Please use this identifier to cite or link to this item: http://localhost:8080/jspui/handle/123456789/2832
Title: INNOVATIVE HERBAL TEA BLEND: NUTRITIONAL AND FUNCTIONAL ANALYSIS OF CENTELLA ASIATICA (THANKUNI) AND CAMELLIA SINENSIS
Authors: Rahman, Mahibur
Keywords: Green tea, thankuni leaf, mineral, bioactive content, microbiological quality.
Issue Date: Jun-2024
Publisher: Faculty of Food Science and Technology, Chattogram Veterinary and Animal Sciences University, Chattogram-4225, Bangladesh
Abstract: Herbal teas are gaining widespread popularity due to their perceived natural origin, safety, and potential health-promoting properties. Emerging evidence suggests that certain tea formulations can produce synergistic effects, enhancing physiological benefits, consumer appeal, and economic value. This study aimed to develop a novel herbal tea blend combining medicinal plants green tea (Camellia sinensis) and thankuni (Centella asiatica) to optimize therapeutic efficacy while ensuring a pleasant sensory experience. Green tea and thankuni leaves were dried, ground into fine powders, and used to prepare six distinct formulations with varying ratios of thankuni leaf powder (TLP) and green tea leaf powder (GTP): Type A (10% TLP, 90% GTP), Type B (15% TLP, 85% GTP), Type C (20% TLP, 80% GTP), Type D (25% TLP, 75% GTP), Type E (30% TLP, 70% GTP), and Type F (40% TLP, 60% GTP).

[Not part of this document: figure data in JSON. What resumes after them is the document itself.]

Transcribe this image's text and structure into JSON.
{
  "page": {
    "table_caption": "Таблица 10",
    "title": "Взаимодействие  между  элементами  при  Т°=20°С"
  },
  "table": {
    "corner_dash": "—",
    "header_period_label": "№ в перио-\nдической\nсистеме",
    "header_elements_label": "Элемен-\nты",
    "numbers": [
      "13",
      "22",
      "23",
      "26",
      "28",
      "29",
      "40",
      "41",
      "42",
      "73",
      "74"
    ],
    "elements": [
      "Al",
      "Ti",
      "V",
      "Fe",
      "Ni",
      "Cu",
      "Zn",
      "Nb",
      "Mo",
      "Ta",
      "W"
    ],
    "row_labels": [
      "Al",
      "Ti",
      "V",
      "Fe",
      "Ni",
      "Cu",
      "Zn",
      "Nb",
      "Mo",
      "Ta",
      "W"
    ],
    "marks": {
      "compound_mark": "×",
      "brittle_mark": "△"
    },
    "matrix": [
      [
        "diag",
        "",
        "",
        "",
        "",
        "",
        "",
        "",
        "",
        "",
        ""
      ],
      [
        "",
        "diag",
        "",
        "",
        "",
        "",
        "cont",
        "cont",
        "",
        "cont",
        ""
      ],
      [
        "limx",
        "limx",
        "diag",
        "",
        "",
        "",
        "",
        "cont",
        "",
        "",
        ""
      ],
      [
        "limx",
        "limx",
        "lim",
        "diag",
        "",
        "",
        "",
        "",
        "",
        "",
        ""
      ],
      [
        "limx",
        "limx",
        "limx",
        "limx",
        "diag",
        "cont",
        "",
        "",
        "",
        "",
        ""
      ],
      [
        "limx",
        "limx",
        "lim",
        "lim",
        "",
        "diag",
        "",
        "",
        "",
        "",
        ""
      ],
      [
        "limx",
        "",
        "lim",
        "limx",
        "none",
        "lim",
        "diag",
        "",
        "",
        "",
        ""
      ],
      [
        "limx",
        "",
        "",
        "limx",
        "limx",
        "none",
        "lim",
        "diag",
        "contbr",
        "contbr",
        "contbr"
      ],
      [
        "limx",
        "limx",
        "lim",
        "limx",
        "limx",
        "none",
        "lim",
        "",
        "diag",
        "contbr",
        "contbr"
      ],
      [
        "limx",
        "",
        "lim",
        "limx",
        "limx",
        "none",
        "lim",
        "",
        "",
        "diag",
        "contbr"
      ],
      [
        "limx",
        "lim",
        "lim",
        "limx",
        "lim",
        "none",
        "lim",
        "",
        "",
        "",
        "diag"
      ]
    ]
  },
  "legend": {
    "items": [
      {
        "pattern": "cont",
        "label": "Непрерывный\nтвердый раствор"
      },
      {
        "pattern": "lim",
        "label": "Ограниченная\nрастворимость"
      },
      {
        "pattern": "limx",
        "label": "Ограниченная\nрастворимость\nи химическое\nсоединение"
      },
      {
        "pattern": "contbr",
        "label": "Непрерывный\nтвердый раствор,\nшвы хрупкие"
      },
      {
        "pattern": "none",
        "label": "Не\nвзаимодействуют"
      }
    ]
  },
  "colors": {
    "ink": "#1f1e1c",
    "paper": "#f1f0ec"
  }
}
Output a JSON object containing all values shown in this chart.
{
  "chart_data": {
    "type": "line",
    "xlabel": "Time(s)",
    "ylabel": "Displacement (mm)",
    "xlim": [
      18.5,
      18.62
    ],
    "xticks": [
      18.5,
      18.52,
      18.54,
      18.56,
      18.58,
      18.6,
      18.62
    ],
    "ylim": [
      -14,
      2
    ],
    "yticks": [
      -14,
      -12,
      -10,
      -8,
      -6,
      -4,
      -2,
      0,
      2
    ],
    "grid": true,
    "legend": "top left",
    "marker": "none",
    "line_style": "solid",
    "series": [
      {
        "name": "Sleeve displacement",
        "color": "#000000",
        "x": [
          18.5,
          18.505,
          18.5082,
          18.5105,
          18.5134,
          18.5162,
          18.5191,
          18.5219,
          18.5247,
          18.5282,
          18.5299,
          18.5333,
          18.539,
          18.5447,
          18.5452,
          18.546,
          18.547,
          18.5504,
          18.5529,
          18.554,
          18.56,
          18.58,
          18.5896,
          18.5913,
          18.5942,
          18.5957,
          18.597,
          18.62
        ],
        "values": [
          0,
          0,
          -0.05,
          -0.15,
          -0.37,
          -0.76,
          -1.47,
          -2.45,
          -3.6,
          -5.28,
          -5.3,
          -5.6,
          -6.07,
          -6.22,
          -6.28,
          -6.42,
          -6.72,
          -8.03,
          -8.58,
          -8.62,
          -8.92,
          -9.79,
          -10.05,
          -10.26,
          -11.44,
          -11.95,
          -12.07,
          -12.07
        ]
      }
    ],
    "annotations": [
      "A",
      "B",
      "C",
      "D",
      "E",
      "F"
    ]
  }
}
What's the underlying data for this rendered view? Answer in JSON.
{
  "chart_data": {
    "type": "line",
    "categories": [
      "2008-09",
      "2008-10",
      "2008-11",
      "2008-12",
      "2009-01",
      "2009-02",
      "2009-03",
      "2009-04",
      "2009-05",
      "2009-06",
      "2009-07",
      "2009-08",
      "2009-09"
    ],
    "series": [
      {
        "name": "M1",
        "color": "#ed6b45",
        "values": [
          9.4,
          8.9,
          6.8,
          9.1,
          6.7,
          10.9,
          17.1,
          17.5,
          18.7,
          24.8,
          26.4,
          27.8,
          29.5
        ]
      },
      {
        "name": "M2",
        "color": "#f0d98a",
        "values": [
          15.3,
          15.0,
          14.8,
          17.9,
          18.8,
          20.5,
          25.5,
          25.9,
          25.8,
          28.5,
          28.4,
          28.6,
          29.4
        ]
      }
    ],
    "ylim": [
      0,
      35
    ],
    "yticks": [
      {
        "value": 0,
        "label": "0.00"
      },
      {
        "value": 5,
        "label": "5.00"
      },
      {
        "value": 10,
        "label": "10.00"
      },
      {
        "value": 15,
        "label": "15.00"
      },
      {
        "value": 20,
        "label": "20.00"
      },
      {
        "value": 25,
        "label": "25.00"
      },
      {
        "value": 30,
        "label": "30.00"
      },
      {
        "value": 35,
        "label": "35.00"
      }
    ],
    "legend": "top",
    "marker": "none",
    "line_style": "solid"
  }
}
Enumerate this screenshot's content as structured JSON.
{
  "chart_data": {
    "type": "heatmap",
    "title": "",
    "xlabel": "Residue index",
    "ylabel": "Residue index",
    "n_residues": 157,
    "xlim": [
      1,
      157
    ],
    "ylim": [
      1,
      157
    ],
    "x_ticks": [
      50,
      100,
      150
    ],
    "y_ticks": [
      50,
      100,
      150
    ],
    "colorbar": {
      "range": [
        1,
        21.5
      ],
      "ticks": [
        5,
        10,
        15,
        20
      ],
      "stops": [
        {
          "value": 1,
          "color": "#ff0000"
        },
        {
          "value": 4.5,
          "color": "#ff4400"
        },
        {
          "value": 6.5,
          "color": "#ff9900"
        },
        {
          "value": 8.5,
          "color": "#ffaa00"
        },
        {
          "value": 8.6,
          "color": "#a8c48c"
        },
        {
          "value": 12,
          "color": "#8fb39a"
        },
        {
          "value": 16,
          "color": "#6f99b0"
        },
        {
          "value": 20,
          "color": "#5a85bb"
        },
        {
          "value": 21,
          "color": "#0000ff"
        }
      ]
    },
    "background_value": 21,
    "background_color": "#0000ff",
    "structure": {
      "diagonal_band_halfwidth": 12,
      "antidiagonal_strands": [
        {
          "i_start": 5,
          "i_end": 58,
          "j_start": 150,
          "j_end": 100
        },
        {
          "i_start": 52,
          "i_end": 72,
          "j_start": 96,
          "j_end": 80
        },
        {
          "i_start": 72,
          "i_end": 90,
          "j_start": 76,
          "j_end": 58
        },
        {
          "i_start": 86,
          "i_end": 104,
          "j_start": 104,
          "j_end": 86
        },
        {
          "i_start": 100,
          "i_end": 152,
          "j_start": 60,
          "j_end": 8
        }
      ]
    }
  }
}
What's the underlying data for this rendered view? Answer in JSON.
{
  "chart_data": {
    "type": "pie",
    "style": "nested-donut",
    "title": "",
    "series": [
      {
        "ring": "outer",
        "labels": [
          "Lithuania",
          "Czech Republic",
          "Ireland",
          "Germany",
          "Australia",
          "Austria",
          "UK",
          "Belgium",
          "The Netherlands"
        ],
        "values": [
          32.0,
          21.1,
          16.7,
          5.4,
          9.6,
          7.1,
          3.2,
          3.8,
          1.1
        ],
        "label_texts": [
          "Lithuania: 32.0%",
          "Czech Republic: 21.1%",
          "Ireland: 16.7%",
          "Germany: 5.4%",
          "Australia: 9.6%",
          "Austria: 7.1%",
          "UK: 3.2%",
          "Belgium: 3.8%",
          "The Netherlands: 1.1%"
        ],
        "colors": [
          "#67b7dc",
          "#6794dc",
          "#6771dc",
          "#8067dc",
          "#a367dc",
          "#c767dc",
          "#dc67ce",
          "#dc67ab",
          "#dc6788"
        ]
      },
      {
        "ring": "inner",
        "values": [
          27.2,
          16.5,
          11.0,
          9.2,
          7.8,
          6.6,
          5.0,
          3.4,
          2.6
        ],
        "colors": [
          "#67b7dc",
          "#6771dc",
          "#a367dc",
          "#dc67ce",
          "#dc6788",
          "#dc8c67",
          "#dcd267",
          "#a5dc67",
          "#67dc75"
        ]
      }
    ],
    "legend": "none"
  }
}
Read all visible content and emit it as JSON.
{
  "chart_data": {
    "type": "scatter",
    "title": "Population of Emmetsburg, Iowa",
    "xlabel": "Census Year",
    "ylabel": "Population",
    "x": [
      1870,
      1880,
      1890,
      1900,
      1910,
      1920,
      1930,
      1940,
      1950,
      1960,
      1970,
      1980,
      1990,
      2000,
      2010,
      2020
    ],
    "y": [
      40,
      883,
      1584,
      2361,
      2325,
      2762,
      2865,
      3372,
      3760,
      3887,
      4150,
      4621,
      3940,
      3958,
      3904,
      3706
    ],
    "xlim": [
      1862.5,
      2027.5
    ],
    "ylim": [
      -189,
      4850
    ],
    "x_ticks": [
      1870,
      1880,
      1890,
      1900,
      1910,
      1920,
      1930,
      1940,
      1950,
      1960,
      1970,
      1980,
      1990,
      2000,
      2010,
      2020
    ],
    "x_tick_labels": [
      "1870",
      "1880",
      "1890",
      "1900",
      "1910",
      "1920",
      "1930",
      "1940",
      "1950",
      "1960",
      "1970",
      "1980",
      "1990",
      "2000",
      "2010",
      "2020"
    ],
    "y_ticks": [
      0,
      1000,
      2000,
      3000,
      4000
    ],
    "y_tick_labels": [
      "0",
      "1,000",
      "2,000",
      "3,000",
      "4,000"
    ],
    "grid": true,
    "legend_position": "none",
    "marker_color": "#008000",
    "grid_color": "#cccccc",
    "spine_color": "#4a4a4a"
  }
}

Each formulation was evaluated for nutritional composition, bioactive content, microbiological safety, and sensory attributes. Among them, Type F demonstrated superior performance, with the highest levels of total phenolic content (TPC: 183.73 mg GAE/100g), total flavonoid content (TFC: 127.43 mg QE/100g), and antioxidant activity (26.94 mg TE/100g) (p < 0.05). It also exhibited the lowest caffeine content, while Type A showed the highest (2.9%). Microbiological analysis confirmed that all samples remained within acceptable limits, with no detectable yeast or mold contamination, indicating good hygienic quality. Sensory evaluation further revealed that Type F offered the most favorable taste and aroma, contributing to its higher consumer acceptability. In conclusion, Type F emerged as the optimal blend, striking a desirable balance between nutritional value, bioactive potency, and sensory appeal. Its enhanced antioxidant capacity, lower caffeine content, and consumer-friendly attributes support its potential as a health-promoting and socially acceptable herbal tea formulation.